15. The non-transitory computer-readable medium of claim 13, wherein the computer-executable instructions are further configured for:

processing one or more of the at least two sets of radiomic features using a trained radiomic feature classification model to determine a prediction score indicating probability of future reoccurrence of the medical condition in the subject; and

providing an indication related to the growth of the medical condition and the future reoccurrence of the medical condition.
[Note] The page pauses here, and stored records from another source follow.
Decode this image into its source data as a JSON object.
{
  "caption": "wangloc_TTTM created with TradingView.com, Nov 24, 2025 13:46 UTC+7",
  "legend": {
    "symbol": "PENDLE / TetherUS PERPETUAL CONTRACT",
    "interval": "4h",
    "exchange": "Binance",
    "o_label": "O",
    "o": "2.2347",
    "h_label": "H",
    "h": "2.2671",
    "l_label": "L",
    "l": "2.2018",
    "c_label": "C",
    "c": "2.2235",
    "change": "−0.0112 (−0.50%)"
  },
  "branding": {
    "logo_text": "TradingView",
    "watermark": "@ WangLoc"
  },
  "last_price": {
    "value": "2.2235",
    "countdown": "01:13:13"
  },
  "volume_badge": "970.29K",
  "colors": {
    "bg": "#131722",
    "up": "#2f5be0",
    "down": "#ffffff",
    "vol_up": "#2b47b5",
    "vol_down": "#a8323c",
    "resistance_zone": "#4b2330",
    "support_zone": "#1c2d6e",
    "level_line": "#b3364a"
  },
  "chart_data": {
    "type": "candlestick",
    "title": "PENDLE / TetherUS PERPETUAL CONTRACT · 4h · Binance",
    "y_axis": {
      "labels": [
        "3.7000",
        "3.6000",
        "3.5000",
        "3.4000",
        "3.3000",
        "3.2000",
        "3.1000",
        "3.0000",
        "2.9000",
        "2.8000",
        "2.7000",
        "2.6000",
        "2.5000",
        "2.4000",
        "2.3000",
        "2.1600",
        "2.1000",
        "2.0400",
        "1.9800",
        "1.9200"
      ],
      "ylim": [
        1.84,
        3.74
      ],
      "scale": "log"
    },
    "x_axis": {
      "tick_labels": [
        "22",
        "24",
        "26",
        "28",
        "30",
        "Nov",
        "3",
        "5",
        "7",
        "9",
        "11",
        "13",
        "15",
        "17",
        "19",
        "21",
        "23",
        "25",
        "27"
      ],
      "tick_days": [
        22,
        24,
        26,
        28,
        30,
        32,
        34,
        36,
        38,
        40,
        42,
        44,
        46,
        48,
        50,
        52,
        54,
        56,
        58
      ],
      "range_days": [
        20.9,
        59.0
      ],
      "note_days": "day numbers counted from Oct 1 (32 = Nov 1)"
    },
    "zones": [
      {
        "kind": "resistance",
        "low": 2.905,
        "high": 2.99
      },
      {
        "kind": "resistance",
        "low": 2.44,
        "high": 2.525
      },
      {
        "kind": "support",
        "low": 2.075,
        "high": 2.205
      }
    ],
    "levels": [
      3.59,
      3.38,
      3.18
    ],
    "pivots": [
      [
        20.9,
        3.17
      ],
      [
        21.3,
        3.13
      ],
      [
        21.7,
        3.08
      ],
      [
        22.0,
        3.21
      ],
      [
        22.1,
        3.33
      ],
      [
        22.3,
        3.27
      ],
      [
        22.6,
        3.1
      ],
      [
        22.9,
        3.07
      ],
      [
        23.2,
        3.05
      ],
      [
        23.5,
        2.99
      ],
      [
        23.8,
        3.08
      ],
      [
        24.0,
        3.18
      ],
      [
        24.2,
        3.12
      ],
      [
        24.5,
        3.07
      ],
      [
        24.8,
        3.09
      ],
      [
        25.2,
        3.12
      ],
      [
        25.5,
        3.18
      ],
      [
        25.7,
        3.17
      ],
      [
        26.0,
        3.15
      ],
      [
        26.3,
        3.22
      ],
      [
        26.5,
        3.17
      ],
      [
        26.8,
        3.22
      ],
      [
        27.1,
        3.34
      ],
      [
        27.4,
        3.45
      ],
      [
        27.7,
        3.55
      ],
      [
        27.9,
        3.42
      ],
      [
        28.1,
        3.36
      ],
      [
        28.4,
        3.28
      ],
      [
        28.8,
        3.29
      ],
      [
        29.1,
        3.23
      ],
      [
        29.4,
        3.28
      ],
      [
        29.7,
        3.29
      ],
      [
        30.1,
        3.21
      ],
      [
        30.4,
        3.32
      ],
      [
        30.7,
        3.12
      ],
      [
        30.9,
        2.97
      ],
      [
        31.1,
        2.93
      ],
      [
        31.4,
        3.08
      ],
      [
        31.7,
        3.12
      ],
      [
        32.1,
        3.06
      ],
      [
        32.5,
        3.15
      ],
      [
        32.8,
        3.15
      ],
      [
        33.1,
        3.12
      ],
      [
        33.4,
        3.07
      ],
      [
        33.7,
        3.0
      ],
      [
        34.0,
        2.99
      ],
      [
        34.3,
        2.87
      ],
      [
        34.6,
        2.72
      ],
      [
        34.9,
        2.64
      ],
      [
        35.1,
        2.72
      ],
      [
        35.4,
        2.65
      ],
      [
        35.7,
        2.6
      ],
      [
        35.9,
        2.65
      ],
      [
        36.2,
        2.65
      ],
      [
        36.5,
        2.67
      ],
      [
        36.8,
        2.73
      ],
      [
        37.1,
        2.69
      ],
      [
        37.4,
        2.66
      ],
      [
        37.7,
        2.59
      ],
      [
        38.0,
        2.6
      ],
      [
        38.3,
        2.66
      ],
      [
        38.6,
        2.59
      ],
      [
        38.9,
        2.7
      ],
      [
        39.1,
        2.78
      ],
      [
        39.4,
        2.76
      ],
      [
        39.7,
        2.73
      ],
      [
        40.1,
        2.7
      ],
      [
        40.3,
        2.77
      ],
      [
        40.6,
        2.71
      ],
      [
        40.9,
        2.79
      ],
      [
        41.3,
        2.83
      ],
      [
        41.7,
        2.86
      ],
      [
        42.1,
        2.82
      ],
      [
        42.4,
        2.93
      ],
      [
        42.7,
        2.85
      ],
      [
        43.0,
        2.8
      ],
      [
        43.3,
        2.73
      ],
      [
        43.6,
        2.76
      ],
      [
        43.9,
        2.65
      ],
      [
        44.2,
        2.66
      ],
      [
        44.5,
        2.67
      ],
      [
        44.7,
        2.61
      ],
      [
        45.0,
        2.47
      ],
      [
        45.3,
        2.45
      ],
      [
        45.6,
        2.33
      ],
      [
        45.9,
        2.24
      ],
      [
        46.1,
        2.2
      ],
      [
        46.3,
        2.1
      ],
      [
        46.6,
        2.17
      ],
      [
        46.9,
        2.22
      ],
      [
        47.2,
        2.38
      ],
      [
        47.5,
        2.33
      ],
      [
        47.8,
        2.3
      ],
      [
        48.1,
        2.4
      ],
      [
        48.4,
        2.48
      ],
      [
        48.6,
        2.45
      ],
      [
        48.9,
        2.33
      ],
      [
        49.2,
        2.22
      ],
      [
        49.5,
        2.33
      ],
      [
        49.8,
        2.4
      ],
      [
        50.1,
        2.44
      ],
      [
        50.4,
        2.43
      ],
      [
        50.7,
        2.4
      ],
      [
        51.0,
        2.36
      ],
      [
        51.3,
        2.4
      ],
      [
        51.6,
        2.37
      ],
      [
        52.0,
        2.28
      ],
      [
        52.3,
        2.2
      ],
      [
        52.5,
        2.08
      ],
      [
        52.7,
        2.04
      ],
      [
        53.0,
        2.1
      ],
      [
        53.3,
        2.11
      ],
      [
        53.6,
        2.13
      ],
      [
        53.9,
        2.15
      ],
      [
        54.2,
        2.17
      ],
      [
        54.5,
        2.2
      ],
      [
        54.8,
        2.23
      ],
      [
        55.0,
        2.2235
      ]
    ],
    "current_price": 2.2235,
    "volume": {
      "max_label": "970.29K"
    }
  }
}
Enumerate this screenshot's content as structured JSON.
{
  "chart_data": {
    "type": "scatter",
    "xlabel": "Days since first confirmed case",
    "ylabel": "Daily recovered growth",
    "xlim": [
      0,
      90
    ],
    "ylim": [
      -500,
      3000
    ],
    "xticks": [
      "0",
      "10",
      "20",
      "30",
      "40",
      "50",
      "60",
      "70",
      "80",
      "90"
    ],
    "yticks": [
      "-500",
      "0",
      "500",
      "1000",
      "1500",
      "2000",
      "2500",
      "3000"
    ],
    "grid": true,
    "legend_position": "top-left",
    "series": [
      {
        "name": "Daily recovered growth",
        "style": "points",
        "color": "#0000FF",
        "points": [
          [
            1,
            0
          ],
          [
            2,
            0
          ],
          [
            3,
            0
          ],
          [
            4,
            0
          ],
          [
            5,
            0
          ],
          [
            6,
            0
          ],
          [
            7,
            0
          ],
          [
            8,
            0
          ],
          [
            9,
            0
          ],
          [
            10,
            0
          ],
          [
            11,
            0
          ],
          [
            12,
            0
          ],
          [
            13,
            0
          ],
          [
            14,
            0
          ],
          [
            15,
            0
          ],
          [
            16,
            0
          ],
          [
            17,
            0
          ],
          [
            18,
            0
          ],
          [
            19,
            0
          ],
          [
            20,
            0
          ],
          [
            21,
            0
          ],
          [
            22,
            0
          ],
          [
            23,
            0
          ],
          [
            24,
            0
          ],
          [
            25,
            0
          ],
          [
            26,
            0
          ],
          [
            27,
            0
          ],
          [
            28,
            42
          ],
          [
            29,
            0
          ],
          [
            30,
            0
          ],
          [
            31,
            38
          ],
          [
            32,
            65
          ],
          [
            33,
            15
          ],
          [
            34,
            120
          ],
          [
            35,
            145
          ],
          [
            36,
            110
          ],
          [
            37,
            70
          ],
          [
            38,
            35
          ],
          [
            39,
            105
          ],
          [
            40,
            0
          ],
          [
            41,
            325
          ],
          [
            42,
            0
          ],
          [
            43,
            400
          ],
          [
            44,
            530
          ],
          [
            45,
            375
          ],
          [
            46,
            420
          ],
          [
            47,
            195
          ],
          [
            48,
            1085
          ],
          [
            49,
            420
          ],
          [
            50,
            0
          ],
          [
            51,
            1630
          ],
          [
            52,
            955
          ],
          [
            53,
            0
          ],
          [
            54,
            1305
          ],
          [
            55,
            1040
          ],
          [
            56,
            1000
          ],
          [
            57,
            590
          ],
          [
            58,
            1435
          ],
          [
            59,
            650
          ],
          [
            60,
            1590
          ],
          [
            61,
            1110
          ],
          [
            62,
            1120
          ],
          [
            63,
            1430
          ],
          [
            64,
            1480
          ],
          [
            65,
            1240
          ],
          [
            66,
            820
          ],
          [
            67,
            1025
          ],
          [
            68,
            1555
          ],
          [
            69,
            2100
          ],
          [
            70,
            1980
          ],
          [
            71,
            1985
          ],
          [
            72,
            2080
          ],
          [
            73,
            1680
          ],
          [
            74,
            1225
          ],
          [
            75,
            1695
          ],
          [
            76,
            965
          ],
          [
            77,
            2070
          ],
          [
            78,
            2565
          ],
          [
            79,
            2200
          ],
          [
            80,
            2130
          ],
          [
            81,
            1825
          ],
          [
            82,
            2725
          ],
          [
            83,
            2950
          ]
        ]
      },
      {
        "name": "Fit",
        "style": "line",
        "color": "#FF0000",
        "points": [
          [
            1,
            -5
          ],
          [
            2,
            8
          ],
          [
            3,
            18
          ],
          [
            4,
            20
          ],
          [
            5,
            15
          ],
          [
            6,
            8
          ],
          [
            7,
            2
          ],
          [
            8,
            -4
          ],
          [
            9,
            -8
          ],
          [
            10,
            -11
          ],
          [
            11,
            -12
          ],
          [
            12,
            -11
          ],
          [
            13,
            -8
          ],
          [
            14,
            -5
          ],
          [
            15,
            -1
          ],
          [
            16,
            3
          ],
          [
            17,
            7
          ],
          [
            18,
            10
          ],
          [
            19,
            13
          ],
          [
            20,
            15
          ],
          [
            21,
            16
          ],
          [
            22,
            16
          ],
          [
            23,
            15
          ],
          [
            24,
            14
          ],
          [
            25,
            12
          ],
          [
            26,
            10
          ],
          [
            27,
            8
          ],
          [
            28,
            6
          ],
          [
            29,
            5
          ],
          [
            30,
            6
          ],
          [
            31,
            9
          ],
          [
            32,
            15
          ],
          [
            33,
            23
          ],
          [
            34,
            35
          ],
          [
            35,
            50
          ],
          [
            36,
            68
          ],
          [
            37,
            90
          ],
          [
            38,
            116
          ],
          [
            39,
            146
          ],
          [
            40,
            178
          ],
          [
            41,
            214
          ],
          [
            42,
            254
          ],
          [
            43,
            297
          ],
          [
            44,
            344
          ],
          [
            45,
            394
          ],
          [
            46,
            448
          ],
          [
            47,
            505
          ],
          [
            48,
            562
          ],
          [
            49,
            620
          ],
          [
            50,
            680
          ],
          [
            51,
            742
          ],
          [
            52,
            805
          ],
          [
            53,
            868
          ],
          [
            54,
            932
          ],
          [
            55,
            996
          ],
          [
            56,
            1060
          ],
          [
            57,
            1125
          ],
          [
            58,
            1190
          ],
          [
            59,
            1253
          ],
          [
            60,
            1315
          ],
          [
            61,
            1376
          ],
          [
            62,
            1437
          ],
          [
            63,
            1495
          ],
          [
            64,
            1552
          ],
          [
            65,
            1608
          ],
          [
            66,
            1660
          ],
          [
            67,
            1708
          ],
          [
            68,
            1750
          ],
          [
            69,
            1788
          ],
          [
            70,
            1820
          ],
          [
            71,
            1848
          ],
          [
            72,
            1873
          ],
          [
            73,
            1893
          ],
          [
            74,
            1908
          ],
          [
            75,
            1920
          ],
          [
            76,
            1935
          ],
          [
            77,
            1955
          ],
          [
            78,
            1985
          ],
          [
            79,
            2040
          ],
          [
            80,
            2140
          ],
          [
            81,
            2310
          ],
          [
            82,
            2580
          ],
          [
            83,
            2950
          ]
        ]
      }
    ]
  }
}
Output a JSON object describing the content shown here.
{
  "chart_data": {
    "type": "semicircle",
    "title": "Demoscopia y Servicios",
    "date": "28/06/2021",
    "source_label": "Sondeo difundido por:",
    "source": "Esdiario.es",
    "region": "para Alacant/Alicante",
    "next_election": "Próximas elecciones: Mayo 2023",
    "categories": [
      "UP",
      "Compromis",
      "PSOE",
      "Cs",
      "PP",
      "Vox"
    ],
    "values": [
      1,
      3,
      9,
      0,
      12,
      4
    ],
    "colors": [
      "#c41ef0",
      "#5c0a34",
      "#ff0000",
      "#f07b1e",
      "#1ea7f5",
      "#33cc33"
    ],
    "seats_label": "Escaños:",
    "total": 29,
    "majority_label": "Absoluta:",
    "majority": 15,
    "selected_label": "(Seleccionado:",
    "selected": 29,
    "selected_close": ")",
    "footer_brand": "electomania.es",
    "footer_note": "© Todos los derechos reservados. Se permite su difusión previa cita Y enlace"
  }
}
16. The non-transitory computer-readable medium of claim 13, wherein the medical condition comprises cancer, tumor, and other related medical conditions; and wherein the plurality of image modalities comprises medical imaging techniques including: X-Ray, Magnetic Resonance Imaging (MRI) scan, Computed Tomography (CT) scan, Ultrasound, Positron Emission Tomography (PET) scan, Endoscopy, Mammography, Bone scan.

17. The non-transitory computer-readable medium of claim 13, wherein the at least two input medical images are captured at different time instances during lifetime of the subject, and wherein comparing corresponding radiomic features of the two sets of radiomic features comprises calculating differences in the corresponding radiomic features over time to monitor the growth of the medical condition.

18. The non-transitory computer-readable medium of claim 13, wherein the segmentation model is a deep learning model trained to identify regions of interest corresponding to the medical condition in input medical images of the identified image modality.